На анализе подобного случая легко убедиться, что реализация совершенной любви — дело не природы, а благодати, т. е. интерсубъективного согласия, навязывающего свою гармонию расчлененной природе, которая служит ему опорой.

Но что же он все таки такое, этот субъект, о понимании которого вы без конца твердите? — спросит, наконец, нетерпеливый слушатель. Разве месье Ла Палис недостаточно ясно объяснил, что все, переживаемое индивидом, субъективно? — О наивные уста, хвалу которым я не устану возносить до конца своих дней, откройтесь же еще раз, чтобы услышать меня! Нет нужды закрывать глаза. Субъект выходит далеко за границы того, что индивид воспринимает «субъективно», столь же далеко как и истина, которой он способен достичь, и которую, как знать, может и удастся услышать из этих уст, которые вы уже успели закрыть. Да, эта истина его истории не умещается без остатка в тексте его роли, ивсе же место ее там отмечено, о чем дает знать мучительный шок, который испытывает он время от времени от того, что не знает ничего, кроме своих реплик — записанных на страницах, чей беспорядок отнюдь не несет ему облегчения.
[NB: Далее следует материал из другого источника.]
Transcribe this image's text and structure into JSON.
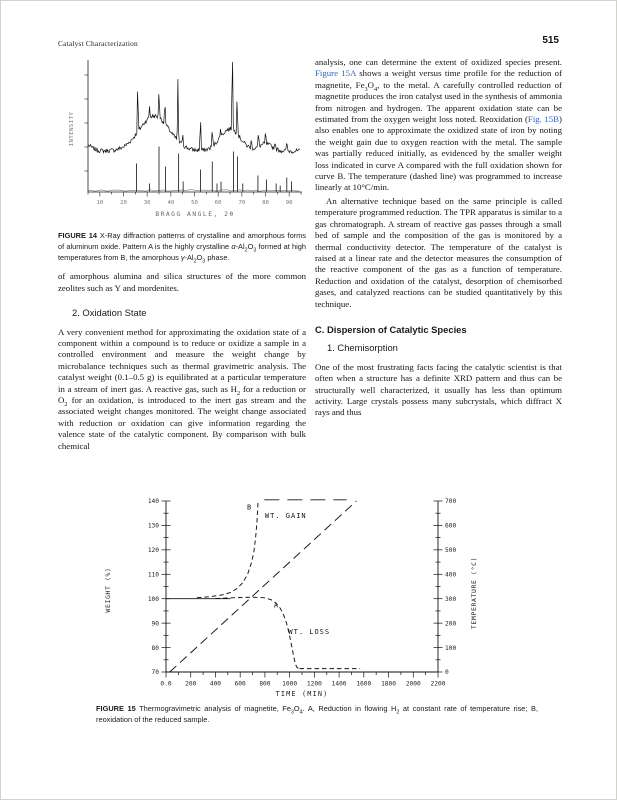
{
  "page": {
    "header_left": "Catalyst Characterization",
    "page_number": "515"
  },
  "colors": {
    "link_blue": "#2e62c9",
    "ink": "#141414"
  },
  "figure14": {
    "caption": [
      {
        "t": "FIGURE 14",
        "b": true
      },
      {
        "t": "  X-Ray diffraction patterns of crystalline and amorphous forms of aluminum oxide. Pattern A is the highly crystalline "
      },
      {
        "t": "α",
        "i": true
      },
      {
        "t": "-Al"
      },
      {
        "t": "2",
        "sub": true
      },
      {
        "t": "O"
      },
      {
        "t": "3",
        "sub": true
      },
      {
        "t": " formed at high temperatures from B, the amorphous "
      },
      {
        "t": "γ",
        "i": true
      },
      {
        "t": "-Al"
      },
      {
        "t": "2",
        "sub": true
      },
      {
        "t": "O"
      },
      {
        "t": "3",
        "sub": true
      },
      {
        "t": " phase."
      }
    ]
  },
  "figure15": {
    "caption": [
      {
        "t": "FIGURE 15",
        "b": true
      },
      {
        "t": "  Thermogravimetric analysis of magnetite, Fe"
      },
      {
        "t": "3",
        "sub": true
      },
      {
        "t": "O"
      },
      {
        "t": "4",
        "sub": true
      },
      {
        "t": ". A, Reduction in flowing H"
      },
      {
        "t": "2",
        "sub": true
      },
      {
        "t": " at constant rate of temperature rise; B, reoxidation of the reduced sample."
      }
    ]
  },
  "left_column": {
    "para1": [
      {
        "t": "of amorphous alumina and silica structures of the more common zeolites such as Y and mordenites."
      }
    ],
    "heading_2": "2. Oxidation State",
    "para2": [
      {
        "t": "A very convenient method for approximating the oxidation state of a component within a compound is to reduce or oxidize a sample in a controlled environment and measure the weight change by microbalance techniques such as thermal gravimetric analysis. The catalyst weight (0.1–0.5 g) is equilibrated at a particular temperature in a stream of inert gas. A reactive gas, such as H"
      },
      {
        "t": "2",
        "sub": true
      },
      {
        "t": " for a reduction or O"
      },
      {
        "t": "2",
        "sub": true
      },
      {
        "t": " for an oxidation, is introduced to the inert gas stream and the associated weight changes monitored. The weight change associated with reduction or oxidation can give information regarding the valence state of the catalytic component. By comparison with bulk chemical"
      }
    ]
  },
  "right_column": {
    "para1": [
      {
        "t": "analysis, one can determine the extent of oxidized species present. "
      },
      {
        "t": "Figure 15A",
        "link": true
      },
      {
        "t": " shows a weight versus time profile for the reduction of magnetite, Fe"
      },
      {
        "t": "3",
        "sub": true
      },
      {
        "t": "O"
      },
      {
        "t": "4",
        "sub": true
      },
      {
        "t": ", to the metal. A carefully controlled reduction of magnetite produces the iron catalyst used in the synthesis of ammonia from nitrogen and hydrogen. The apparent oxidation state can be estimated from the oxygen weight loss noted. Reoxidation ("
      },
      {
        "t": "Fig. 15B",
        "link": true
      },
      {
        "t": ") also enables one to approximate the oxidized state of iron by noting the weight gain due to oxygen reaction with the metal. The sample was partially reduced initially, as evidenced by the smaller weight loss indicated in curve A compared with the full oxidation shown for curve B. The temperature (dashed line) was programmed to increase linearly at 10°C/min."
      }
    ],
    "para2": [
      {
        "t": "An alternative technique based on the same principle is called temperature programmed reduction. The TPR apparatus is similar to a gas chromatograph. A stream of reactive gas passes through a small bed of sample and the composition of the gas is monitored by a thermal conductivity detector. The temperature of the catalyst is raised at a linear rate and the detector measures the consumption of the reactive component of the gas as a function of temperature. Reduction and oxidation of the catalyst, desorption of chemisorbed gases, and catalyzed reactions can be studied quantitatively by this technique."
      }
    ],
    "heading_C": "C. Dispersion of Catalytic Species",
    "heading_1": "1. Chemisorption",
    "para3": [
      {
        "t": "One of the most frustrating facts facing the catalytic scientist is that often when a structure has a definite XRD pattern and thus can be structurally well characterized, it usually has less than optimum activity. Large crystals possess many subcrystals, which diffract X rays and thus"
      }
    ]
  },
  "chart_data": [
    {
      "type": "line",
      "title": "X-ray diffraction patterns of crystalline (A, sticks) and amorphous (B, trace) aluminum oxide",
      "xlabel": "BRAGG ANGLE, 2θ",
      "ylabel": "INTENSITY",
      "xlim": [
        5,
        95
      ],
      "x_ticks": [
        10,
        20,
        30,
        40,
        50,
        60,
        70,
        80,
        90
      ],
      "grid": false,
      "trace_B": {
        "baseline": 41,
        "humps": [
          [
            33,
            9,
            35
          ],
          [
            65,
            6,
            22
          ],
          [
            80,
            4,
            7
          ],
          [
            3,
            4,
            8
          ]
        ],
        "spikes": [
          [
            26,
            48
          ],
          [
            31,
            12
          ],
          [
            35,
            30
          ],
          [
            37.5,
            22
          ],
          [
            43,
            60
          ],
          [
            45,
            14
          ],
          [
            52.5,
            34
          ],
          [
            57.5,
            18
          ],
          [
            61,
            10
          ],
          [
            66,
            88
          ],
          [
            68,
            42
          ],
          [
            74,
            8
          ],
          [
            77,
            14
          ],
          [
            80,
            12
          ],
          [
            84,
            8
          ],
          [
            89,
            10
          ]
        ],
        "noise": 2.2
      },
      "pattern_A_sticks": [
        [
          25.5,
          28
        ],
        [
          31,
          8
        ],
        [
          35,
          45
        ],
        [
          37.7,
          25
        ],
        [
          43.3,
          38
        ],
        [
          45.2,
          10
        ],
        [
          52.5,
          22
        ],
        [
          57.5,
          30
        ],
        [
          59.5,
          8
        ],
        [
          61.2,
          10
        ],
        [
          66.5,
          40
        ],
        [
          68.2,
          35
        ],
        [
          70.4,
          8
        ],
        [
          76.8,
          16
        ],
        [
          80.4,
          12
        ],
        [
          84.5,
          8
        ],
        [
          86.2,
          6
        ],
        [
          89,
          14
        ],
        [
          91,
          10
        ]
      ]
    },
    {
      "type": "line",
      "title": "Thermogravimetric analysis of magnetite",
      "xlabel": "TIME (MIN)",
      "ylabel_left": "WEIGHT (%)",
      "ylabel_right": "TEMPERATURE (°C)",
      "xlim": [
        0,
        2200
      ],
      "x_major": 200,
      "x_minor": 100,
      "x_tick_labels": [
        "0.0",
        "200",
        "400",
        "600",
        "800",
        "1000",
        "1200",
        "1400",
        "1600",
        "1800",
        "2000",
        "2200"
      ],
      "weight_lim": [
        70,
        140
      ],
      "weight_major": 10,
      "weight_minor": 5,
      "temp_lim": [
        0,
        700
      ],
      "temp_major": 100,
      "temp_minor": 50,
      "grid": false,
      "series": [
        {
          "name": "initial-weight",
          "axis": "weight",
          "style": "solid",
          "points": [
            [
              0,
              100
            ],
            [
              520,
              100
            ]
          ]
        },
        {
          "name": "B-reoxidation-rise",
          "axis": "weight",
          "style": "short-dash",
          "points": [
            [
              250,
              100.4
            ],
            [
              350,
              100.8
            ],
            [
              450,
              101.5
            ],
            [
              520,
              102.5
            ],
            [
              570,
              104
            ],
            [
              620,
              106.5
            ],
            [
              660,
              110
            ],
            [
              690,
              114.5
            ],
            [
              710,
              119
            ],
            [
              725,
              125
            ],
            [
              735,
              131
            ],
            [
              741,
              136
            ],
            [
              744,
              140
            ]
          ]
        },
        {
          "name": "B-top-plateau",
          "axis": "weight",
          "style": "long-dash",
          "points": [
            [
              795,
              140.5
            ],
            [
              1460,
              140.5
            ]
          ]
        },
        {
          "name": "A-reduction-drop",
          "axis": "weight",
          "style": "short-dash",
          "points": [
            [
              400,
              100.1
            ],
            [
              550,
              100.4
            ],
            [
              700,
              100.6
            ],
            [
              790,
              100.4
            ],
            [
              850,
              99.6
            ],
            [
              890,
              98.2
            ],
            [
              925,
              96
            ],
            [
              950,
              93.5
            ],
            [
              975,
              90
            ],
            [
              995,
              86
            ],
            [
              1015,
              81
            ],
            [
              1032,
              76.5
            ],
            [
              1047,
              73.2
            ],
            [
              1060,
              71.8
            ],
            [
              1080,
              71.4
            ]
          ]
        },
        {
          "name": "A-bottom-plateau",
          "axis": "weight",
          "style": "short-dash",
          "points": [
            [
              1080,
              71.4
            ],
            [
              1570,
              71.4
            ]
          ]
        },
        {
          "name": "temperature-ramp",
          "axis": "temp",
          "style": "med-dash",
          "points": [
            [
              30,
              0
            ],
            [
              1540,
              700
            ]
          ]
        }
      ],
      "labels": [
        {
          "t": "B",
          "x": 655,
          "w": 136.5
        },
        {
          "t": "WT. GAIN",
          "x": 800,
          "w": 133
        },
        {
          "t": "A",
          "x": 872,
          "w": 96.5
        },
        {
          "t": "WT. LOSS",
          "x": 990,
          "w": 85.5
        }
      ]
    }
  ]
}
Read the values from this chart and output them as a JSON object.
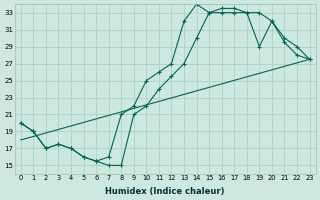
{
  "xlabel": "Humidex (Indice chaleur)",
  "bg_color": "#cce8e0",
  "grid_color": "#aaccbb",
  "line_color": "#006655",
  "xlim": [
    -0.5,
    23.5
  ],
  "ylim": [
    14,
    34
  ],
  "xticks": [
    0,
    1,
    2,
    3,
    4,
    5,
    6,
    7,
    8,
    9,
    10,
    11,
    12,
    13,
    14,
    15,
    16,
    17,
    18,
    19,
    20,
    21,
    22,
    23
  ],
  "yticks": [
    15,
    17,
    19,
    21,
    23,
    25,
    27,
    29,
    31,
    33
  ],
  "series": [
    {
      "x": [
        0,
        1,
        2,
        3,
        4,
        5,
        6,
        7,
        8,
        9,
        10,
        11,
        12,
        13,
        14,
        15,
        16,
        17,
        18,
        19,
        20,
        21,
        22,
        23
      ],
      "y": [
        20,
        19,
        17,
        17.5,
        17,
        16,
        15.5,
        16,
        21,
        22,
        25,
        26,
        27,
        32,
        34,
        33,
        33.5,
        33.5,
        33,
        29,
        32,
        29.5,
        28,
        27.5
      ],
      "marker": true
    },
    {
      "x": [
        0,
        1,
        2,
        3,
        4,
        5,
        6,
        7,
        8,
        9,
        10,
        11,
        12,
        13,
        14,
        15,
        16,
        17,
        18,
        19,
        20,
        21,
        22,
        23
      ],
      "y": [
        20,
        19,
        17,
        17.5,
        17,
        16,
        15.5,
        15,
        15,
        21,
        22,
        24,
        25.5,
        27,
        30,
        33,
        33,
        33,
        33,
        33,
        32,
        30,
        29,
        27.5
      ],
      "marker": true
    },
    {
      "x": [
        0,
        23
      ],
      "y": [
        18,
        27.5
      ],
      "marker": false
    }
  ]
}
Бессознательное субъекта есть дискурс другого — эта мысль особенно явно выступает в работах Фрейда, посвященных тому, что он называет телепатией, а точнее — ее проявлениям в контексте психоаналитического опыта. Под телепатией он разумел совпадение слов субъекта с фактами, о которых тот не мог быть информирован, но которые всегда связаны в своих проявлениях с другим опытом, в котором психоаналитик участвует в качестве собеседника — совпадение, чаще всего обусловленное сходством чисто вербальным, даже омономичным; если оно и включает какое-то действие, то это действие состоит в actingout другого пациента психоаналитика или ребенка анализируемого субъекта, который тоже подвергается анализу. Случай резонанса в коммуникативных сетях дискурса, исчерпывающий анализ которого мог бы пролить свет на аналогичные факты, имеющие место в обыденной жизни.

Как знать, быть может вездесущие человеческого дискурса и узрит когда-нибудь отверстые небеса общедоступности своего текста. Я не хочу сказать, что он станет от этого гармоничнее. Перед нами поле, поляризация которого в нашем опыте создает в нем отношения, которые являются двухсторонними лишь по видимости, ибо любая навязываемая этому опыту двоичная структура столь же неадекватна ему в теории, сколь губительна для его техники.